Il baisse le regard sur la bouteille décapsulée, un sourire grignoté sur les lèvres tandis qu’il accepte l’offrande. « T’as toujours su faire les plus beaux compliments. » Il sait pourtant qu’elle a raison. La faute au chagrin, qu’il voudrait prétendre tout en sachant que ce n’est qu’une excuse. Il redoute la question qui arrive quasiment juste après, contemple l’idée de lui avouer la vérité. Celle-là même que Kyle connaissait. Celle-là même qui a brisé leur amitié, à Orlando. Peut-être qu’elle comprendrait, Maxine. Il ne prend pas le risque. « Une divergence d’opinion qui a mal tourné, » ment-il avec un haussement d’épaule qu’il veut désinvolte. Sans doute qu’elle sera capable de voir qu’il détourne la réalité – elle est flic, après tout – mais il ne se concentre pas sur ça. Pas aujourd’hui. Il tend sa bouteille pour trinquer, attend que le verre cogne contre le verre. « A Kyle, le plus grand emmerdeur and yet le meilleur frangin qu’on aurait sans doute pu espérer. » Il descend une gorgée, à la mémoire du pote disparu. En souvenir des fous rires partagés. Un rappel à ce passé qui lui semble être devenu trop lointain, maintenant. Les nuages s’assombrissent, plein d’une eau qui ne se déverse pas encore. Il y a une odeur de pluie dans l’air, un vent qui se lève tranquillement. « Tu te souviens de cette fois où il est arrivé complètement déchiré pour son anniversaire surprise ? C’était pour quoi… Ses vingt ans ? Ses vingt-et-un ans ? » Ou peut-être plus tôt – peut-être plus tard. Il n’arrive plus à se souvenir si c’était à Orlando, ou ici. Ça semble dater d’une autre vie. Peut-être est-ce le cas. Une autre vie, une autre époque. Il y a cinq mois, seulement. Il y a déjà cinq mois. Il est incapable de penser à Kyle comme d’une figure du passé ; c’est pourtant devenu le cas. Bientôt, la moitié d’une année se sera écoulée sans sa présence auprès de lui, auprès d’eux et après ça, Fitz sait que le temps ne fera que défiler à la vitesse de l’éclair. Après, le visage deviendra flou sous ses paupières, le timbre de sa voix se fera moins évident et, éventuellement, il finira par oublier. Comme pour son père, devenu depuis longtemps une silhouette géante (il sait que c’est idiot, que si son père était encore en vie, il ne lui apparaîtrait plus comme ce géant de pierre maintenant qu’il a grandi) dont la voix n’est qu’une déformation de la sienne.

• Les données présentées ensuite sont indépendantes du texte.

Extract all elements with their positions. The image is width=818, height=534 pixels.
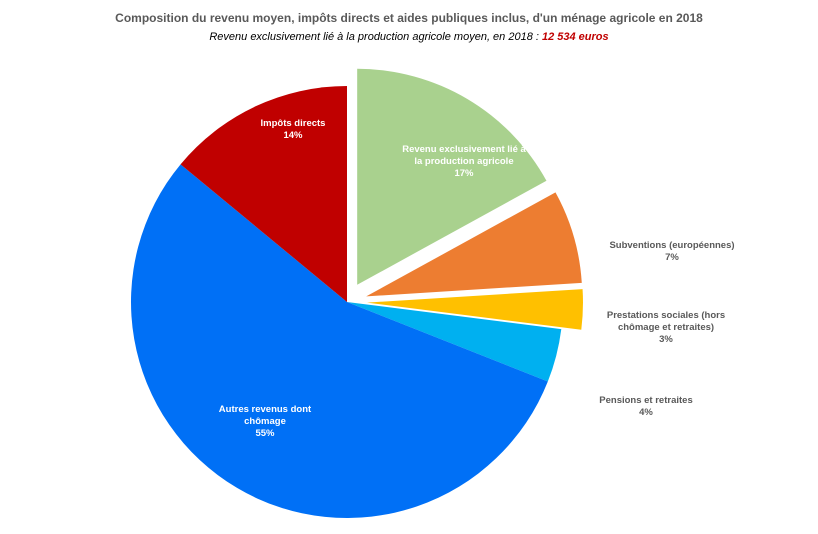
chart-subtitle-text: Revenu exclusivement lié à la production…	[209, 31, 542, 43]
slice-label-4: Autres revenus dont chômage 55%	[219, 404, 312, 439]
slice-label-line-0: la production agricole	[414, 156, 513, 167]
pie-slice-0	[357, 68, 547, 285]
pie-slice-2	[366, 289, 583, 330]
pie-slice-4	[130, 164, 548, 519]
slice-label-line-4: chômage	[244, 416, 286, 427]
slice-label-line-3: Pensions et retraites	[599, 395, 692, 406]
chart-subtitle-amount: 12 534 euros	[541, 31, 609, 43]
slice-pct-3: 4%	[639, 407, 653, 418]
slice-pct-4: 55%	[255, 428, 275, 439]
slice-pct-2: 3%	[659, 334, 673, 345]
slice-label-1: Subventions (européennes) 7%	[609, 240, 734, 263]
slice-pct-1: 7%	[665, 252, 679, 263]
slice-label-2: Prestations sociales (hors chômage et ret…	[607, 310, 725, 345]
chart-subtitle: Revenu exclusivement lié à la production…	[0, 31, 818, 43]
slice-label-line-1: Subventions (européennes)	[609, 240, 734, 251]
slice-label-3: Pensions et retraites 4%	[599, 395, 692, 418]
slice-label-line-0: Revenu exclusivement lié à	[402, 144, 526, 155]
slice-label-line-2: Prestations sociales (hors	[607, 310, 725, 321]
pie-slice-5	[180, 86, 347, 302]
pie-slice-1	[366, 192, 582, 297]
slice-label-line-5: Impôts directs	[261, 118, 326, 129]
slice-label-5: Impôts directs 14%	[261, 118, 326, 141]
chart-title: Composition du revenu moyen, impôts dire…	[115, 11, 703, 25]
slice-label-line-2: chômage et retraites)	[618, 322, 714, 333]
pie-slice-3	[347, 302, 562, 382]
slice-label-0: Revenu exclusivement lié à la production …	[402, 144, 526, 179]
slice-pct-5: 14%	[283, 130, 303, 141]
slice-pct-0: 17%	[454, 168, 474, 179]
slice-label-line-4: Autres revenus dont	[219, 404, 312, 415]
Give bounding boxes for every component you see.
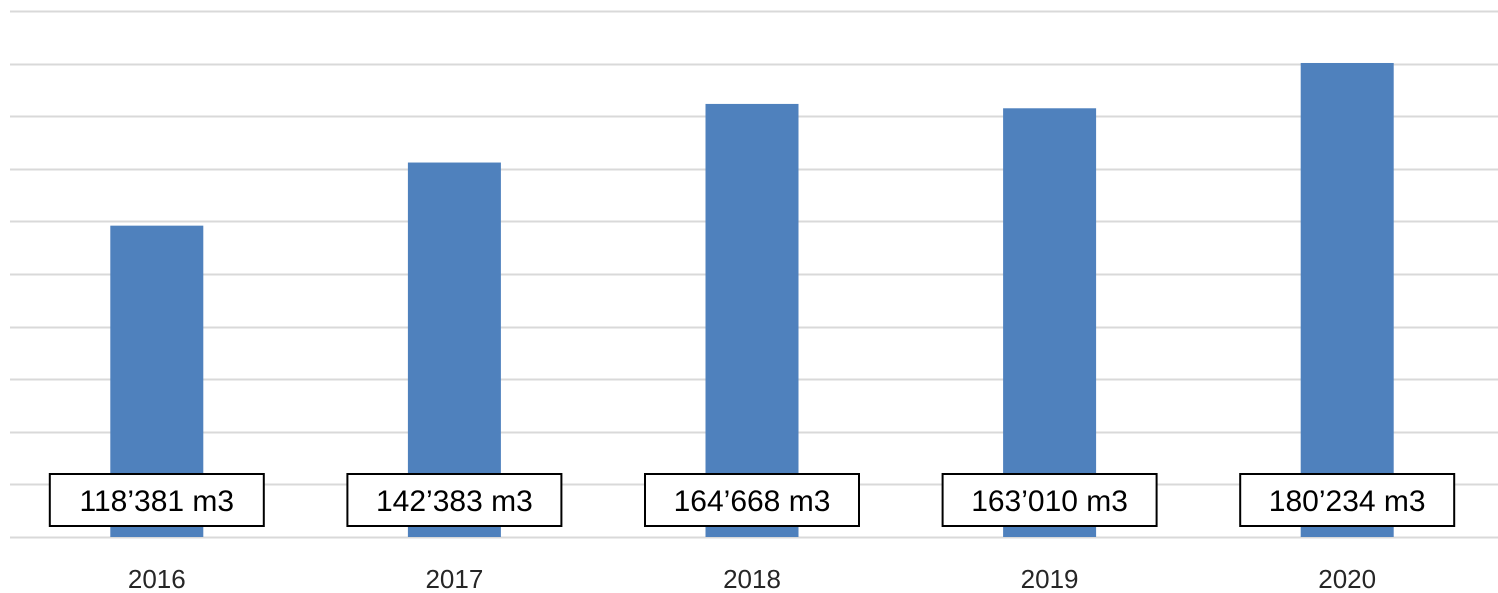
- x-tick-label: 2016: [128, 564, 186, 593]
- data-label-box: [346, 473, 563, 527]
- data-label: 142’383 m3: [376, 485, 533, 518]
- data-label: 118’381 m3: [80, 485, 235, 518]
- x-tick-label: 2020: [1318, 564, 1376, 593]
- data-label: 163’010 m3: [971, 485, 1128, 518]
- data-labels: 118’381 m3 142’383 m3 164’668 m3 163’010 m3…: [48, 473, 1456, 527]
- data-label-box: [1239, 473, 1456, 527]
- data-label: 180’234 m3: [1269, 485, 1426, 518]
- data-label-box: [48, 473, 265, 527]
- x-tick-label: 2017: [425, 564, 483, 593]
- data-label-box: [644, 473, 860, 527]
- bar-2020: [1300, 62, 1394, 537]
- x-tick-label: 2019: [1021, 564, 1079, 593]
- x-tick-label: 2018: [723, 564, 781, 593]
- data-label: 164’668 m3: [674, 485, 831, 518]
- bar-2019: [1003, 108, 1097, 538]
- bar-2018: [705, 103, 799, 537]
- bars: [110, 62, 1394, 538]
- x-tick-labels: 2016 2017 2018 2019 2020: [128, 564, 1376, 593]
- data-label-box: [941, 473, 1158, 527]
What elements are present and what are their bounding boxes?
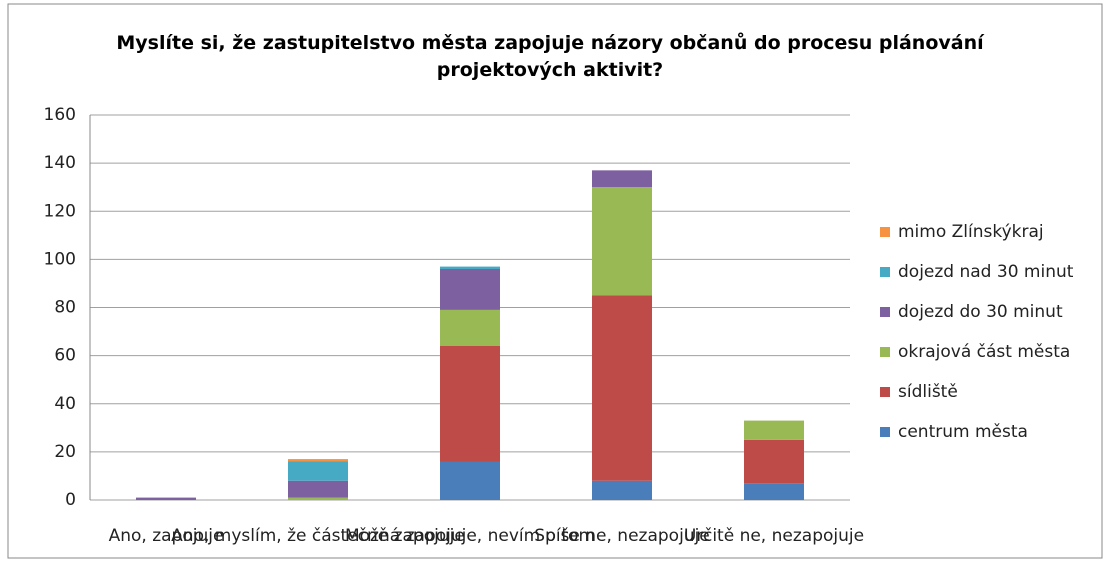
bar-segment (136, 497, 196, 500)
x-tick-label: Ano, zapojuje (109, 526, 224, 546)
y-tick-label: 80 (54, 298, 76, 318)
bar-segment (440, 346, 500, 462)
bar-segment (592, 480, 652, 500)
bar-segment (288, 459, 348, 462)
x-tick-label: Ano, myslím, že částečně zapojuje (171, 526, 465, 546)
legend-swatch (880, 307, 890, 317)
x-tick-label: Určitě ne, nezapojuje (684, 526, 864, 546)
bar-segment (592, 187, 652, 296)
legend-swatch (880, 427, 890, 437)
legend-swatch (880, 227, 890, 237)
legend-label: okrajová část města (898, 342, 1070, 362)
bar-segment (440, 309, 500, 346)
legend-label: sídliště (898, 382, 958, 402)
y-tick-label: 120 (44, 201, 76, 221)
legend-label: mimo Zlínskýkraj (898, 222, 1044, 242)
y-tick-label: 0 (65, 490, 76, 510)
x-tick-label: Možná zapojuje, nevím o tom (345, 526, 595, 546)
bar-segment (288, 461, 348, 481)
chart-title: Myslíte si, že zastupitelstvo města zapo… (116, 32, 984, 81)
legend-swatch (880, 267, 890, 277)
bar-segment (440, 269, 500, 310)
bar-segment (592, 295, 652, 481)
y-tick-label: 100 (44, 249, 76, 269)
y-tick-label: 60 (54, 346, 76, 366)
bar-segment (288, 480, 348, 498)
bar-segment (744, 483, 804, 500)
legend-swatch (880, 387, 890, 397)
bar-segment (440, 266, 500, 269)
bar-segment (440, 461, 500, 500)
bar-segment (288, 497, 348, 500)
chart-border (7, 3, 1103, 559)
bar-segment (744, 439, 804, 484)
legend-swatch (880, 347, 890, 357)
legend-label: centrum města (898, 422, 1028, 442)
bar-segment (744, 420, 804, 440)
y-tick-label: 160 (44, 105, 76, 125)
legend-label: dojezd nad 30 minut (898, 262, 1074, 282)
bar-segment (592, 170, 652, 188)
y-tick-label: 20 (54, 442, 76, 462)
y-tick-label: 40 (54, 394, 76, 414)
x-tick-label: Spíše ne, nezapojuje (534, 526, 710, 546)
y-tick-label: 140 (44, 153, 76, 173)
legend-label: dojezd do 30 minut (898, 302, 1063, 322)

() Sujet: Re: don't let go / maxine Lun 7 Oct - 10:34
Il hausse les épaules, Fitz, incapable de trouver d’autres mots pour expliquer l’état de sa gueule. Il n’est pas sûr que Maxine comprendrait, pas sûr qu’elle ne rejoindrait pas le club de ceux qui lui donnent des leçons et qui essaient de le tirer vers le haut quand il cherche à rester en bas. Il sait pourtant qu’ils ont raison, tous, et que frapper ne l’aide pas – ça n’apaise toujours pas la douleur provoquée par l’absence de son père dans sa vie, même après toutes ces années et il sait que ça n’apaisera pas davantage l’absence de Kyle, maintenant. Mais c’est son seul moyen pour communiquer une peine qui le dépasse, pour parvenir à faire ressortir toutes les émotions qui s’entrechoquent au fond de lui depuis bien trop longtemps alors il garde sa solution. C’mieux que l’alcool, mieux que la drogue, qu’il se dit pour se donner bonne conscience, tout en sachant pertinemment que viendra le jour où il ne pourra plus faire semblant. « J’suis obstiné quand on me lance sur certains sujets. » Il lui flashe un sourire en coin pour détendre l’atmosphère, pour détourner l’attention, aussi. Il appréhende d’autres questions qui ne viennent pas et il lui en est reconnaissant même si les mots de remerciement ne quittent pas ses lèvres. Il ne sait pas faire, Fitz. La bouteille serrée entre trois doigts, il lit et relit les mêmes lettres dorées jusqu’à s’en imprégner. Il échangerait leur place sans ciller – Kyle, il méritait mieux que de finir comme ça. Il sait qu’il devrait penser à Charlie, qu’il devrait se dire qu’il a un fils sur lequel il doit veiller mais à quoi bon prétendre – il fait un mauvais exemple pour sa progéniture et Vitto s’en sort bien mieux seule qu’avec lui dans les pattes en plus. Ça tinte, ça clique et il sent l’angoisse monter de ses entrailles pour se loger dans sa gorge. Les yeux voudraient lui piquer mais les larmes restent prudes, enfouies au fond de lui. Il pleure mais de l’intérieur.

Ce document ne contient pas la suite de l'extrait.